Les Abstraits des années cinquante ayant monopolisé le mot réalité avec le salon "Réalités nouvelles", j'ai, en 1958, publié une mise au point intitulée "Des réalités collectives". La création du "Lacéré Anonyme" date de février 1959 et fut officialisée par une exposition dans l'atelier de François Dufrêne, poète lettriste, dans les quatre mois qui suivirent.
Par ce nom générique, "Lacéré Anonyme", chaque œuvre gagne un caractère spécifique, comme le mythe de l'Idiot (d'après le roman de Dostoïevski, ndlr), exaltation attentive aux forces de la nature et dissociateur des abstractions. La lacération résulte d'une multitude de gestes spontanés et transforme le rôle de l'artiste.

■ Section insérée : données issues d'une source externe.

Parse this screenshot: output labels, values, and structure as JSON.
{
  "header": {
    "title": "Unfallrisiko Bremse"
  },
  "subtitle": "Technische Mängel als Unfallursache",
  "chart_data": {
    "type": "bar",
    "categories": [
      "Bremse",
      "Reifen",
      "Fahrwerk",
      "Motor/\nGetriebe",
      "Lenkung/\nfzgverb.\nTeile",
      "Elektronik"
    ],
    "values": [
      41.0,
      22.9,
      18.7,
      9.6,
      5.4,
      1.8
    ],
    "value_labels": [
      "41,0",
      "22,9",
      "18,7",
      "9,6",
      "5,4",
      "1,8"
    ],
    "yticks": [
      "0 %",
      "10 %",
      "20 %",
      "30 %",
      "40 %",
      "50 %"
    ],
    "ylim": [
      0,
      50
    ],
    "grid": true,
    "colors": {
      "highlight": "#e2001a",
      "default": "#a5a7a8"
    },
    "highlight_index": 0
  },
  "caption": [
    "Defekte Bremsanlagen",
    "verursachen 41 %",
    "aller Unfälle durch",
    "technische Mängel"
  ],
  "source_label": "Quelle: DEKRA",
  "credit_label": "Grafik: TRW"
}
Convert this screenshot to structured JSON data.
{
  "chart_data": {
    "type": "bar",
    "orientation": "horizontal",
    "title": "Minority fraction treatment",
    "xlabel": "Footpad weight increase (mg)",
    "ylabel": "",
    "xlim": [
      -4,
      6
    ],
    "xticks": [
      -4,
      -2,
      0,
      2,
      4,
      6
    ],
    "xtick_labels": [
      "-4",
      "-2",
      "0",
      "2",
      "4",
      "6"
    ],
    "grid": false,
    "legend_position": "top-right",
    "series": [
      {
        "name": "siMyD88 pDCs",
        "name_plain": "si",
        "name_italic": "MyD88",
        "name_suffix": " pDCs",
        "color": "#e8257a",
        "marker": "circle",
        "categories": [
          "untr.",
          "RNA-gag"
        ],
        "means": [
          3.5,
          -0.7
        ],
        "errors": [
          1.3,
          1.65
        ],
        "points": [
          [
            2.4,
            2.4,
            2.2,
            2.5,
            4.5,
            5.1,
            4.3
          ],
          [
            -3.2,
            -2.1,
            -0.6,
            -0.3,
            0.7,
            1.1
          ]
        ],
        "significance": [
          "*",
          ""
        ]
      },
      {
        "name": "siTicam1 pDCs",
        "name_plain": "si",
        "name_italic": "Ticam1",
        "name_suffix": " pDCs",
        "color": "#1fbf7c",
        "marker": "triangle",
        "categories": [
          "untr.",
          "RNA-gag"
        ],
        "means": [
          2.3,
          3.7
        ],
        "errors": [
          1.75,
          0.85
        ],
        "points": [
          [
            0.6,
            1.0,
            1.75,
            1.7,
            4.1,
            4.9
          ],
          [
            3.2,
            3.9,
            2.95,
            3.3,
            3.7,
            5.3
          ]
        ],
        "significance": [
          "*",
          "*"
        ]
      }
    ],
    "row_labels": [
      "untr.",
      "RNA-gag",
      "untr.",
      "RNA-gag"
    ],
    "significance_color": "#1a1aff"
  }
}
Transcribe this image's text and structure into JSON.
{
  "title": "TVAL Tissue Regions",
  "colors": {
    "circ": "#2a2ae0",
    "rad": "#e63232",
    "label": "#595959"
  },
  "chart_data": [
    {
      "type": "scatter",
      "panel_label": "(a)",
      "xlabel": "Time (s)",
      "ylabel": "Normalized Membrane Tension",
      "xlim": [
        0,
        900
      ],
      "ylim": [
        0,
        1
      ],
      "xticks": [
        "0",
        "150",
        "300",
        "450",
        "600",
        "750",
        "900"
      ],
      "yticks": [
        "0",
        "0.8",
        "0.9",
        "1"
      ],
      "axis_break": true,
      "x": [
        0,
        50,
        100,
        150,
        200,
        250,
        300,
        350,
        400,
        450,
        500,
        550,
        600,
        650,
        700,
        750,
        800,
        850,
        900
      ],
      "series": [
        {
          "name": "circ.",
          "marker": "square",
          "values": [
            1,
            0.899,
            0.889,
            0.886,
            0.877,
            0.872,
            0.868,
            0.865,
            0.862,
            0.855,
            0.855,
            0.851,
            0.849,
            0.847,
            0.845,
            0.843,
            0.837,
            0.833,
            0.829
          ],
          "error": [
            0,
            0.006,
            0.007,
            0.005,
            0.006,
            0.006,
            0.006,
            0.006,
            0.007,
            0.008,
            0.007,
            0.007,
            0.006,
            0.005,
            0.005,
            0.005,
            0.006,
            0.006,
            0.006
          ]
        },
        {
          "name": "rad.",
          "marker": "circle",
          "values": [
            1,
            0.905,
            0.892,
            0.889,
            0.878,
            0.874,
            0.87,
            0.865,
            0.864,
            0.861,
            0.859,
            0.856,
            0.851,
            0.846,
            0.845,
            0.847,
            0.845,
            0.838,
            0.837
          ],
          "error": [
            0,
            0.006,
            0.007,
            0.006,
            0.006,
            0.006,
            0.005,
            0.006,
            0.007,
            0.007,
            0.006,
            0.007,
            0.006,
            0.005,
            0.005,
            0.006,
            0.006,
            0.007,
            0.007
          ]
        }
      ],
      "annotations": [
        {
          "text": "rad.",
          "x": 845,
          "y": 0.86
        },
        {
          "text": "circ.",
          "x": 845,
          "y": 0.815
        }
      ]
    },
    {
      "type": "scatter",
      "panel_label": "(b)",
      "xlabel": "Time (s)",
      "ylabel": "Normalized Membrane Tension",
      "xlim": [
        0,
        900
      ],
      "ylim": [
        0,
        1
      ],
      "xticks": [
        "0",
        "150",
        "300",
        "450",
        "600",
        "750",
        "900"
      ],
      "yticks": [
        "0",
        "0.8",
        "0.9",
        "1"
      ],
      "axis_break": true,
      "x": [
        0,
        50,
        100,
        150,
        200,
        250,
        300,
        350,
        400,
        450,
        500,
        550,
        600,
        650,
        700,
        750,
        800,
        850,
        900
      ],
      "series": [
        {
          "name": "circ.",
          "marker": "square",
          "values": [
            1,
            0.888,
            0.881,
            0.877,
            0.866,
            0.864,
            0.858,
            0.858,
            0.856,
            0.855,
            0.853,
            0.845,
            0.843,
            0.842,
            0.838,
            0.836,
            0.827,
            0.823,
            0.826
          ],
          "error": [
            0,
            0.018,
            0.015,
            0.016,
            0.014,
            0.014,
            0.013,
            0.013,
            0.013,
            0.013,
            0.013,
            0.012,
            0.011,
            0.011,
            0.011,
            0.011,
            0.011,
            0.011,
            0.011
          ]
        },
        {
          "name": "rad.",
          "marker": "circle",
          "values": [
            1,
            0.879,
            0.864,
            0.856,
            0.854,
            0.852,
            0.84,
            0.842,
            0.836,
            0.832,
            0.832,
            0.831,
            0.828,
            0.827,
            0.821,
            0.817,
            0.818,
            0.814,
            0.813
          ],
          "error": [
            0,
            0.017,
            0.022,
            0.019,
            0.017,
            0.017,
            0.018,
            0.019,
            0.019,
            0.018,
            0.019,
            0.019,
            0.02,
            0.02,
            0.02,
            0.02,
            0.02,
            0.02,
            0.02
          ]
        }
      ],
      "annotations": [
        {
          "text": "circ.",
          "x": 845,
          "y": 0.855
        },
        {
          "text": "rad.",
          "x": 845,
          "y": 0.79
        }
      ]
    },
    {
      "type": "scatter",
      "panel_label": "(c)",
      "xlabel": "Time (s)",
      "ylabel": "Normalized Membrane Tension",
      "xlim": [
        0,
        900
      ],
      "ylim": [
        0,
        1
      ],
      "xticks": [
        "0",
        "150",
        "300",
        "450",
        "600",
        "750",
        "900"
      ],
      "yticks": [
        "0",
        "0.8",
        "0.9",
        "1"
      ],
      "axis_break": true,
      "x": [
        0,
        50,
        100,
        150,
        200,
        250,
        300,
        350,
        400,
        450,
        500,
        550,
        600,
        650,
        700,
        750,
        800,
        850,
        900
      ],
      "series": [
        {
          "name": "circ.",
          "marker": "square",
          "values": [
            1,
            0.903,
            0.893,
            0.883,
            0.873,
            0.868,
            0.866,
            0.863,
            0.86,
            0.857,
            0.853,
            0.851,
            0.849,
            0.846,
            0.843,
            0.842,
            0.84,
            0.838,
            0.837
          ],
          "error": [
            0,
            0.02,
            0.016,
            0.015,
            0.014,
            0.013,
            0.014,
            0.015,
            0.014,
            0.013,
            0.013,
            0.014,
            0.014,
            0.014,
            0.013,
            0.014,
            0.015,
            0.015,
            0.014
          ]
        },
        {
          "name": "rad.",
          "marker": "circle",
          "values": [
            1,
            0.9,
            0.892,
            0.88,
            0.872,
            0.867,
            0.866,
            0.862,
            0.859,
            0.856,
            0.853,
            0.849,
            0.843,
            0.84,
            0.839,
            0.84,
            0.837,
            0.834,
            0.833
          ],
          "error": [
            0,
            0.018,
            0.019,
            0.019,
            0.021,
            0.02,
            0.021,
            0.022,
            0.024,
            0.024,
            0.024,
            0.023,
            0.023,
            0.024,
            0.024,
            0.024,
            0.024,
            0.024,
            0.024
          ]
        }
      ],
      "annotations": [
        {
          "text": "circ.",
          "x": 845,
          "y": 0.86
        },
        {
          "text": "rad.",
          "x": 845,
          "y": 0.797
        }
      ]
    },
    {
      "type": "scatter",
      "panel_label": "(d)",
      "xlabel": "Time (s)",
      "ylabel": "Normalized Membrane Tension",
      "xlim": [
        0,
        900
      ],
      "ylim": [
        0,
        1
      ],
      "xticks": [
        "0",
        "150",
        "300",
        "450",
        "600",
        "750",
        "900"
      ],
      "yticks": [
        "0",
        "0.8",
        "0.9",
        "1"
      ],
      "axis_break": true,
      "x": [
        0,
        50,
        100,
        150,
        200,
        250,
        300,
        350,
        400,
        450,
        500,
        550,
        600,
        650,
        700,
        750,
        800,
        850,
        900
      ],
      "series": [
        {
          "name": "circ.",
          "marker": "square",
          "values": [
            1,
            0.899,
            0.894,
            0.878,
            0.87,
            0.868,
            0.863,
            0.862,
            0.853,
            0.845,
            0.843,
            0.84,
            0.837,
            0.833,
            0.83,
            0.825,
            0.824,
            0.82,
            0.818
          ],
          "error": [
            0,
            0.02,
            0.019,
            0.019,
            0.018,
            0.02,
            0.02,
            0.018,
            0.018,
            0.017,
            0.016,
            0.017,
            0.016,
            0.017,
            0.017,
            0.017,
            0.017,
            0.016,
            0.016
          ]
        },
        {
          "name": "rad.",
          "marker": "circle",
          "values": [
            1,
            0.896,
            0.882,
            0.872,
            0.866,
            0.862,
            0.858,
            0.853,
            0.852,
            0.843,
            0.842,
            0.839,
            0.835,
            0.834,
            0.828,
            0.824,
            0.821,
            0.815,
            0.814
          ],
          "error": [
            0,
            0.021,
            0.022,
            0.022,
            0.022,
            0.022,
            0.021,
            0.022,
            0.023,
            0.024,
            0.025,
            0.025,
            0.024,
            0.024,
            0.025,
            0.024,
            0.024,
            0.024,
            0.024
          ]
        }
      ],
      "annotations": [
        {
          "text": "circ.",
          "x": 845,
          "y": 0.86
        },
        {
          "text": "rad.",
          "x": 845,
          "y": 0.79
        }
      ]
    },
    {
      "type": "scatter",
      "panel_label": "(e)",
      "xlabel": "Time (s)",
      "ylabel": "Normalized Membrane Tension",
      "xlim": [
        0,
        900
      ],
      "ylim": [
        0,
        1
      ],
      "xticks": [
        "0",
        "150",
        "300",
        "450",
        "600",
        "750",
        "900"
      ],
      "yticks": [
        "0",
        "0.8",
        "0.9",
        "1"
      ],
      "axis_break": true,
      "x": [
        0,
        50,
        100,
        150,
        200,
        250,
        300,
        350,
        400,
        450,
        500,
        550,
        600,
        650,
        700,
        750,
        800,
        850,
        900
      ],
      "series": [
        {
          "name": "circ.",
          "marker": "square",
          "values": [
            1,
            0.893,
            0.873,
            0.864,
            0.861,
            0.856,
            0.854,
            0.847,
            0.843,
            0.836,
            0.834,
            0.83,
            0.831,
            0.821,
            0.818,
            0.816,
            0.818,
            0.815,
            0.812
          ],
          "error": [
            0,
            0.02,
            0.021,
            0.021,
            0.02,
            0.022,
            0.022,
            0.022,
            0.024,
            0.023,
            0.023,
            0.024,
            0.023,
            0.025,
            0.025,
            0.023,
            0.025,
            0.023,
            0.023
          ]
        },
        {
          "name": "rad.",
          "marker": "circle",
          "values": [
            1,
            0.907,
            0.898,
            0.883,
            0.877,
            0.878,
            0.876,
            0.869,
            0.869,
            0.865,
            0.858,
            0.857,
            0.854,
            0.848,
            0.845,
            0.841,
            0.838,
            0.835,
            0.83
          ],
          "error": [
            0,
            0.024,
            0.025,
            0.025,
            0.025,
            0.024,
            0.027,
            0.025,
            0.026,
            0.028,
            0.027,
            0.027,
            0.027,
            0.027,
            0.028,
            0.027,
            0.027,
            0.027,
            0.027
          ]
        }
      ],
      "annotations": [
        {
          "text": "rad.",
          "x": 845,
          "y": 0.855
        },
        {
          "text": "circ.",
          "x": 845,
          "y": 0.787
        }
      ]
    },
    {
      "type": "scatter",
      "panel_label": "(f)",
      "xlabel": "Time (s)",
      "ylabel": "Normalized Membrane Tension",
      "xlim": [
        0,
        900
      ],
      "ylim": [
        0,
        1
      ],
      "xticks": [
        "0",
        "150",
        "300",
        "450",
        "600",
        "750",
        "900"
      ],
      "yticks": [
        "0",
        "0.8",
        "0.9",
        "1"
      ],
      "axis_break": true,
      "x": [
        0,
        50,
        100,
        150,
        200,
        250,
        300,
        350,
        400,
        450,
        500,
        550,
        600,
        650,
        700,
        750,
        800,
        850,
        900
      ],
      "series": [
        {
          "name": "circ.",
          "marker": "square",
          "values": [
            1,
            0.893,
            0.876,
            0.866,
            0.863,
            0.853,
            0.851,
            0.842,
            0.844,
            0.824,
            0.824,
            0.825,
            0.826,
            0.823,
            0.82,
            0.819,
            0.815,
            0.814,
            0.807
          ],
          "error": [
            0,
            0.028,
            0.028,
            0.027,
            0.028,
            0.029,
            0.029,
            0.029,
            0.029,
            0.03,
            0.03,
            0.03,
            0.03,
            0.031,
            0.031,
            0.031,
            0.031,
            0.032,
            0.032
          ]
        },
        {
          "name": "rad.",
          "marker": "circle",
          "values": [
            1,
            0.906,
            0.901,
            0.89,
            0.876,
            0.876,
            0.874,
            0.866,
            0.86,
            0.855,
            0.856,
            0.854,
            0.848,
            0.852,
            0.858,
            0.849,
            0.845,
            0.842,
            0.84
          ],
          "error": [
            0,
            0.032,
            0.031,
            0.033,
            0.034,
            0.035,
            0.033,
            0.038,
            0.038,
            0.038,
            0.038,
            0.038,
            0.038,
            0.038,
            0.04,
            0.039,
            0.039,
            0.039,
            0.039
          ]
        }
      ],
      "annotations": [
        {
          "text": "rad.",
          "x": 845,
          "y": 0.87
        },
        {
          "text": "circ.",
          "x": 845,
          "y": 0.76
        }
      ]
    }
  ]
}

L'acte de lacération d'affiche est-il nécessairement un acte vindicatif, celui d'un indigné ?
Je suis un artiste, les affiches lacérées sont d'abord des faits plastiques, même si certaines ont un rapport avec la politique, je les recueille avec l'objectivité d'un historien, sans militantisme politique.

Vous êtes l'un des fondateurs et un précurseur du Nouveau Réalisme. Aujourd'hui quel est votre regard sur l'art, vous semble-t-il plus libéré ? Ou reste-t-il à votre sens trop souvent emprisonné par la culture dominante, les carcans des sociétés ?
À chaque époque, l'artiste a libéré ses contemporains des contraintes : Picasso par son imagination, Matisse par l'éclat de ses couleurs, Fernand Léger par la simplicité de son dessin, les Abstraits par leur spontanéité… Les artistes des générations qui me suivent luttent en se jouant du capital et de la mondialisation.

La série "Opération quimpéroise" – que l'on peut découvrir au Mac – est-elle une forme d'autoportrait ? Pouvez-vous nous expliquer la démarche ?
La série "Opération quimpéroise" est une fête, organisée dans ma ville natale pour mes 80 ans, qui m'invitait pour une rétrospective géographique de mon œuvre. Le régisseur chargé de l'affiche et de l'affichage a commandé des affiches d'après un portrait photographique qu'il a fait reproduire de couleurs différentes et qu'il a collées en les superposant. Ensuite la direction du Quartier (centre d'art contemporain de Quimper, ndlr), qui organisait l'exposition, a invité la population à lacérer ces affiches. Celle-ci s'est prise au jeu, le régisseur avec le personnel du Quartier a recueilli les lacérations et me les a offertes. C'est dire que le personnel du Quartier avait une culture poétique et plastique. Pour les remercier, j'ai écrit un texte intitulé "Opération quimpéroise" et j'ai offert au FRAC de Bretagne, qui avait participé à l'exposition par des prêts, et à la ville de Quimper, une œuvre de leur choix. C'était un triomphe pour mon mythe du Lacéré Anonyme. J'ai vu que le public marseillais a accueilli avec plaisir la dernière période de mes récoltes montrée ainsi pour la première fois.